アルピコ労組諏訪バス支部 県職員乗せ路線調査

LINEで送る
Pocket

アルピコ労働組合諏訪バス支部(茅野市)は4日、県諏訪建設事務所職員にバスに乗車してもらい、乗務員目線で路線の課題を確かめてもらう初の現地調査をした。同市から諏訪市に至る区間を走行しながら大型車同士のすれ違いが困難な場所、停止線やカーブミラーの改善が必要な箇所を確認。自家用車では気にならない道路脇の樹木がバスでは通行の支障になることなどを知り、県は「緊急度の高いものから改善に努めたい」とした。

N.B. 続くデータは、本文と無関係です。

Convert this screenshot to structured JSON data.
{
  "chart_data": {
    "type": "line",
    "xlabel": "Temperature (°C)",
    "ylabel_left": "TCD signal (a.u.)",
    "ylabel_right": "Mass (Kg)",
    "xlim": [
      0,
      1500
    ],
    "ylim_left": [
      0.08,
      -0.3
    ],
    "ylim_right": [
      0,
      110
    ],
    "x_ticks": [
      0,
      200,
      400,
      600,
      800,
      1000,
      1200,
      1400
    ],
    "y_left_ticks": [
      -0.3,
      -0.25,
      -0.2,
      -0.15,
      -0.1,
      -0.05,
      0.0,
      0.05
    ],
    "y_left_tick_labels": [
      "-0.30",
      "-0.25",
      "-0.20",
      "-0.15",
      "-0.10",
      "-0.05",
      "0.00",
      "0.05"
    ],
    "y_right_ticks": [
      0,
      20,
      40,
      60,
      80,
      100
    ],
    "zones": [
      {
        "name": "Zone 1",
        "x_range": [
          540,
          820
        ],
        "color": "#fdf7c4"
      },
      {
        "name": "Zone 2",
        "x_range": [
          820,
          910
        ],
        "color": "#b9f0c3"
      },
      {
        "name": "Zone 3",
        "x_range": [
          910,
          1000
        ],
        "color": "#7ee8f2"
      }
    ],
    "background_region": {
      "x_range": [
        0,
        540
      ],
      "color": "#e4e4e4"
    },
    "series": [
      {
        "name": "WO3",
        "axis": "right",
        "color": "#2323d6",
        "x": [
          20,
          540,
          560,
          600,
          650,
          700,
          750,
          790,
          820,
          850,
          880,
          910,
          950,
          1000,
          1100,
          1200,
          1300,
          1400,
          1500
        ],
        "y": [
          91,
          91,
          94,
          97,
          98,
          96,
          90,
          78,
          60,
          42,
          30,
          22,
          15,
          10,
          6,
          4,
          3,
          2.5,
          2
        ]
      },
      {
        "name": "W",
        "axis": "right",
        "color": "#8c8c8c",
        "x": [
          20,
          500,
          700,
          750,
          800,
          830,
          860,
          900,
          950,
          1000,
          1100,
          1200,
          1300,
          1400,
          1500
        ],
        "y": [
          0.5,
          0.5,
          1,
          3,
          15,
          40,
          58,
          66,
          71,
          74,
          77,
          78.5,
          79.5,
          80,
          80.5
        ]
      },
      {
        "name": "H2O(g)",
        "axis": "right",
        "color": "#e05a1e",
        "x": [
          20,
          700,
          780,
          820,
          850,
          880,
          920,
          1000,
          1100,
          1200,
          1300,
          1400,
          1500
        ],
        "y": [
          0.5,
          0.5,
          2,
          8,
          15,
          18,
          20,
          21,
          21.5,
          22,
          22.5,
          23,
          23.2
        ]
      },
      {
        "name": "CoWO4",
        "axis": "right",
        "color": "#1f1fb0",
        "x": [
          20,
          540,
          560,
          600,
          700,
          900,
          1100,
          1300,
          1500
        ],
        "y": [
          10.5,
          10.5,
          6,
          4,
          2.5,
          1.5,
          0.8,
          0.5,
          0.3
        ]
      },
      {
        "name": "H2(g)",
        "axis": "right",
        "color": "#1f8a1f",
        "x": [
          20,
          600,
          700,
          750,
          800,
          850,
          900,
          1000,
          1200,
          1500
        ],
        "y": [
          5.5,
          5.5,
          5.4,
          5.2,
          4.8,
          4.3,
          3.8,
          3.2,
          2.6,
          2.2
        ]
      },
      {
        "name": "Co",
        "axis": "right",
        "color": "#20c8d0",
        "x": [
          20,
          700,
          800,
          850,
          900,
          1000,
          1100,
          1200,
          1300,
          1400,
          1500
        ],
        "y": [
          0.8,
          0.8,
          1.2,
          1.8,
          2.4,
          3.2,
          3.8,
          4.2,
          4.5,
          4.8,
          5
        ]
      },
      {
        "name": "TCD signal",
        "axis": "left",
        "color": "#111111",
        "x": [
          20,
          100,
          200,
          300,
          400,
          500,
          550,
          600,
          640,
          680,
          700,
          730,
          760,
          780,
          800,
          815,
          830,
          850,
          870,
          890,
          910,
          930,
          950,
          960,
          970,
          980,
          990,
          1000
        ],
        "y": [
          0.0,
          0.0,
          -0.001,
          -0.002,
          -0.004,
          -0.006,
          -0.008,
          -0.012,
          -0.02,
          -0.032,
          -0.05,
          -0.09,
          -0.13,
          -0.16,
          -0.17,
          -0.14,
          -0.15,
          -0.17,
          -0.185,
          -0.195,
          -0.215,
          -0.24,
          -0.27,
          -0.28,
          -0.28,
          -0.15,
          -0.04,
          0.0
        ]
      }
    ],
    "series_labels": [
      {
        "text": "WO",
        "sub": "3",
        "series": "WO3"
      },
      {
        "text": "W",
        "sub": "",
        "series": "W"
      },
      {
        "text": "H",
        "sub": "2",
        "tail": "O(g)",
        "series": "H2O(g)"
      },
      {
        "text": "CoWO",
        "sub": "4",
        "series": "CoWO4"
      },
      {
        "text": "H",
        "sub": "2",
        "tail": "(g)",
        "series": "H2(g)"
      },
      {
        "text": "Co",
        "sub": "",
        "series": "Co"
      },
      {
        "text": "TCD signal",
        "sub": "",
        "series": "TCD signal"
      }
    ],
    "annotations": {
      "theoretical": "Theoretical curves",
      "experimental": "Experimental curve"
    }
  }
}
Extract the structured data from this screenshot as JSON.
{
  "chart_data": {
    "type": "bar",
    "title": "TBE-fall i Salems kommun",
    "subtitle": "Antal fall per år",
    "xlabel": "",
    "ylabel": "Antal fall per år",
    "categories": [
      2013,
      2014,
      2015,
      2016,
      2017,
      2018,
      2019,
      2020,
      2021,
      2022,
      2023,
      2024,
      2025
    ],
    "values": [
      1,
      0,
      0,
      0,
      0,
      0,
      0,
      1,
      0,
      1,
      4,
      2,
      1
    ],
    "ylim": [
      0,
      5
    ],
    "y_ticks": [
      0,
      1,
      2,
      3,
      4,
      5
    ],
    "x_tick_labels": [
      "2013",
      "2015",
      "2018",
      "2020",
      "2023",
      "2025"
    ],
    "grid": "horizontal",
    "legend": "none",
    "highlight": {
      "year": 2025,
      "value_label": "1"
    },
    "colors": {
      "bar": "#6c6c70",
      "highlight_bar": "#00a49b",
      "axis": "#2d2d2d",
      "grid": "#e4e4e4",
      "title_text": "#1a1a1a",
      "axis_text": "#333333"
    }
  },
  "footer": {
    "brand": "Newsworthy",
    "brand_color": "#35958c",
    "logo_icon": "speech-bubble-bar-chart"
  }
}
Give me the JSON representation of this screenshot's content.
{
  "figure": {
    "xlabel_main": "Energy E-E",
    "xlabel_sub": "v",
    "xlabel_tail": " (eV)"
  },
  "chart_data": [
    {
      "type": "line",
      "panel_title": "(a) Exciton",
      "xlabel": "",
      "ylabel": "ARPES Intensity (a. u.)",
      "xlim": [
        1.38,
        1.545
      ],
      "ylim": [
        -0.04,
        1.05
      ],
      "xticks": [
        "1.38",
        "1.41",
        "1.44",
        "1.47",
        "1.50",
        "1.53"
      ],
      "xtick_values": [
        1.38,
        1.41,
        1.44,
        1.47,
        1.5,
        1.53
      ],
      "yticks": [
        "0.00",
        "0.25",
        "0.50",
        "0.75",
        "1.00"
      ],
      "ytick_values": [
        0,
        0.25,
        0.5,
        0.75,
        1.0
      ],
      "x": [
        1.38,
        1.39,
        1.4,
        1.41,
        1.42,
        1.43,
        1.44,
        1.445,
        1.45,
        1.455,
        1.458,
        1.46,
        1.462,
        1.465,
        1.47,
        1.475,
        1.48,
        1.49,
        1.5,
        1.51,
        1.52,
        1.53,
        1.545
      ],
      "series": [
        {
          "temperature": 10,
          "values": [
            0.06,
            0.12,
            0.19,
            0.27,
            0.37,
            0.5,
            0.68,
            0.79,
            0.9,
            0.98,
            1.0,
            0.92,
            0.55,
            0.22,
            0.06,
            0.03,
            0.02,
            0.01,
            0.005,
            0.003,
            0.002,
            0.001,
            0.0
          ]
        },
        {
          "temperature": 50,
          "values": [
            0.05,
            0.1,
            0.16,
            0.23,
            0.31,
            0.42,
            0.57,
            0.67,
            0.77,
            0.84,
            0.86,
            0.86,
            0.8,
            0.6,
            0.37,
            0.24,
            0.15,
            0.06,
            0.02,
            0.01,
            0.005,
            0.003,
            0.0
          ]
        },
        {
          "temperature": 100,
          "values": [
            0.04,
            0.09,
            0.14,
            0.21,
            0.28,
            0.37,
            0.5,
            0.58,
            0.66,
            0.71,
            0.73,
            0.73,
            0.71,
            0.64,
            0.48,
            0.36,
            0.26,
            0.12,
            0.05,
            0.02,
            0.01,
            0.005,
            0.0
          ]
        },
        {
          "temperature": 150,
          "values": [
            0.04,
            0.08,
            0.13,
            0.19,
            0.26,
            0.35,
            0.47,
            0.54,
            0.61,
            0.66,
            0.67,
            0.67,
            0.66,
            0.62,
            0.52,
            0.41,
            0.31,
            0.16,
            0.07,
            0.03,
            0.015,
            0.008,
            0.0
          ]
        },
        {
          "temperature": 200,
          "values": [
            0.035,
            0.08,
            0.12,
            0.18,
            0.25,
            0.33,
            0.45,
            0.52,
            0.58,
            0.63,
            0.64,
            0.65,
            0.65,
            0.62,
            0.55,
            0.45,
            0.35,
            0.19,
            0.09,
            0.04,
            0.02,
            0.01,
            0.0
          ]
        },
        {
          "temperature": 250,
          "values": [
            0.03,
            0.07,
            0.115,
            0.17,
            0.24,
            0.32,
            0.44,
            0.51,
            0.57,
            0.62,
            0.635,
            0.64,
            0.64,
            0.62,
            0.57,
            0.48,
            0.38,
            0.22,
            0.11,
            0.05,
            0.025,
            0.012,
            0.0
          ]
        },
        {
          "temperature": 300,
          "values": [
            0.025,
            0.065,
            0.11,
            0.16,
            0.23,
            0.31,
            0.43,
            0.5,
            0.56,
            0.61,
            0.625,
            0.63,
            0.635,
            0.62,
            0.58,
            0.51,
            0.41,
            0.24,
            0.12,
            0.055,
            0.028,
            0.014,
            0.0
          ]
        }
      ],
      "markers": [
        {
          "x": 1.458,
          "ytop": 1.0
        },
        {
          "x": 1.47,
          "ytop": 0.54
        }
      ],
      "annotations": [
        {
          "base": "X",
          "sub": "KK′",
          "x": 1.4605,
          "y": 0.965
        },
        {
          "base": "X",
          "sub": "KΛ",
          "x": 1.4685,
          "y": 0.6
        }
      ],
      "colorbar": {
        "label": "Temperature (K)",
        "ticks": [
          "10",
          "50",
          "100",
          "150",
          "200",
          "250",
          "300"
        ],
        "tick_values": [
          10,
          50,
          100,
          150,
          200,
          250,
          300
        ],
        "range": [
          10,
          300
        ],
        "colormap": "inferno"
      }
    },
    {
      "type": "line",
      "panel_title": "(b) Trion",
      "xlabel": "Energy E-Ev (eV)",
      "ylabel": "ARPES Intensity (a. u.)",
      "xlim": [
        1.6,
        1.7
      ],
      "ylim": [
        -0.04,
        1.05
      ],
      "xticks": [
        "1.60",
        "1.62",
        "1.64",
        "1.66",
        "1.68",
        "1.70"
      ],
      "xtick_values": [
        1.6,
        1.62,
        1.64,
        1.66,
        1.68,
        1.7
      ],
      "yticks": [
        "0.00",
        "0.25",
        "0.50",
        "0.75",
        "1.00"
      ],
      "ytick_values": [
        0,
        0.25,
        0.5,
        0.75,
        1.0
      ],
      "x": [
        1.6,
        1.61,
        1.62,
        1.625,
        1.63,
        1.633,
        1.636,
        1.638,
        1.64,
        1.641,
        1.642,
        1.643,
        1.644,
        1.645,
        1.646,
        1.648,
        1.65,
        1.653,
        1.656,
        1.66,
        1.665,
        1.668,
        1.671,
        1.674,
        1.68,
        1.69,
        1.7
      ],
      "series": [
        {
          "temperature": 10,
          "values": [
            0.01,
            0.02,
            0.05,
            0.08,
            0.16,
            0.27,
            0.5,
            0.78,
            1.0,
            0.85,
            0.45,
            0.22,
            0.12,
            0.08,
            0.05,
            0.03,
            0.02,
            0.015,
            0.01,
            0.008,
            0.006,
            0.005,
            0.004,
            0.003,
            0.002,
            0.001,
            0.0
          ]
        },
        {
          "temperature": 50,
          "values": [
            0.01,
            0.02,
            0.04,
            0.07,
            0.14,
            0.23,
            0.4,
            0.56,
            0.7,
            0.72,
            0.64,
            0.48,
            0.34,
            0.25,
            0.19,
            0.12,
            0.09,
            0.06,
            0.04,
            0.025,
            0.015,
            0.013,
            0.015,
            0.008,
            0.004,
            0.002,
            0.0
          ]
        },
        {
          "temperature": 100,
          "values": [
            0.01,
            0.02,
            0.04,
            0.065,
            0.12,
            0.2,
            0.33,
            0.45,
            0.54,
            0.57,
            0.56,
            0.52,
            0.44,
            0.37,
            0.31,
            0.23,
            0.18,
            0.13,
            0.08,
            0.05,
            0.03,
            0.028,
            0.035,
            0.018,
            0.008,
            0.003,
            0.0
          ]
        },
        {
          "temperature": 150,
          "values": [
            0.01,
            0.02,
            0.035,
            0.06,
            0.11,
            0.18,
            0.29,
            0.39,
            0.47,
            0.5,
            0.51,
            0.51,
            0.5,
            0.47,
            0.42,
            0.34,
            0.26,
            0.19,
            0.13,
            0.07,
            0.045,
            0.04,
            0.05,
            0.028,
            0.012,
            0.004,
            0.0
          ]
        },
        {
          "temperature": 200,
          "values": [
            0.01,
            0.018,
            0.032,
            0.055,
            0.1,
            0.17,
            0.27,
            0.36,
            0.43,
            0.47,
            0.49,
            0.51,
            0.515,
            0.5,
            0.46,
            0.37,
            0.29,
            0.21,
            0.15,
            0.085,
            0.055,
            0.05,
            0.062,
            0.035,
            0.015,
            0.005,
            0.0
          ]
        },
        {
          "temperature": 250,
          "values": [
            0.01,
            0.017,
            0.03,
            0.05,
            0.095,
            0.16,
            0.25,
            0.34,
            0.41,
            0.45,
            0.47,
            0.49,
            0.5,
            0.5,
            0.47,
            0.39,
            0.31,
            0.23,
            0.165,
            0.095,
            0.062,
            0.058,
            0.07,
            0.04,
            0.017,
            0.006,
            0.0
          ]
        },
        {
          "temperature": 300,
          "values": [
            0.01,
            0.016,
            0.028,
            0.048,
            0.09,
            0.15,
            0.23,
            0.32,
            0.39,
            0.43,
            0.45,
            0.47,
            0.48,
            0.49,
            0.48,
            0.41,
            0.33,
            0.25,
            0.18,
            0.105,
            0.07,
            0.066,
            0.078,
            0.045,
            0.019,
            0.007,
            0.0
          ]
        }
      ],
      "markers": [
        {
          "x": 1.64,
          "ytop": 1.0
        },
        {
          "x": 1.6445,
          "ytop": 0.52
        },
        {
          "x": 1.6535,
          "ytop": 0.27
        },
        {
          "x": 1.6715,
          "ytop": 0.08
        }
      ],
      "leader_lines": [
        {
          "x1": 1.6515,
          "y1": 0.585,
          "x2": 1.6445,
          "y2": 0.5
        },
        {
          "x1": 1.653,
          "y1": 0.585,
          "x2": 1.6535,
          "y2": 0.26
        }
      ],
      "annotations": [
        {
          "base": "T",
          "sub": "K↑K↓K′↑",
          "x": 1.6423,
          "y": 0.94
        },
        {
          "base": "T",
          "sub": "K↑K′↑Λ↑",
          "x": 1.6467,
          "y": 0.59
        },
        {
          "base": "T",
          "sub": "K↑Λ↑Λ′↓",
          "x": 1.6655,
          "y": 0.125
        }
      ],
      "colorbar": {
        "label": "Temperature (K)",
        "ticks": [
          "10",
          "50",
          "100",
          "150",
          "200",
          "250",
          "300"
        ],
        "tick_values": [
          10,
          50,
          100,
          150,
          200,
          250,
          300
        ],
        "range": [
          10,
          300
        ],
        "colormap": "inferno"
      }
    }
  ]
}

同支部は昨年12月、諏訪地方の道路管理者や警察署に危険箇所の改善要望を実施。併せて同乗調査を持ち掛け、県がこれに応じた。建設事務所からは田代幸雄所長ら5人が参加した。

JR茅野駅を出発し、県が管理する茅野停車場八子ケ峰公園線、国道299号を経て白樺湖方面へのバス路線を進んだ。粟沢橋交差点で、武田直樹書記長と伊藤光良自動車対策部長は「見通しが悪く対向車が見えるカーブミラーが必要」と説明。国道152号の湖東新井交差点~北山湯川は道幅が狭く、多くの改善要望を出していた。

霧ケ峰のビーナスラインまで走り終えると、田代所長は路面の傷みによる振動が気になった様子で「舗装をしっかりやらないといけない」。太田茂登維持管理課長は「道路パトロールで状況を見るのとは景色が異なり、改善点や危険箇所がよく分かった。緊急度を勘案しながら対策を講じたい」と語った。

今後、市町村などにも呼び掛けて同様の調査を継続していきたい考え。同支部は「安全・安心・快適な輸送は公共交通の使命。バスにとって安全な交通環境は、一般の運転手や歩行者のためにもなると思う」と話していた。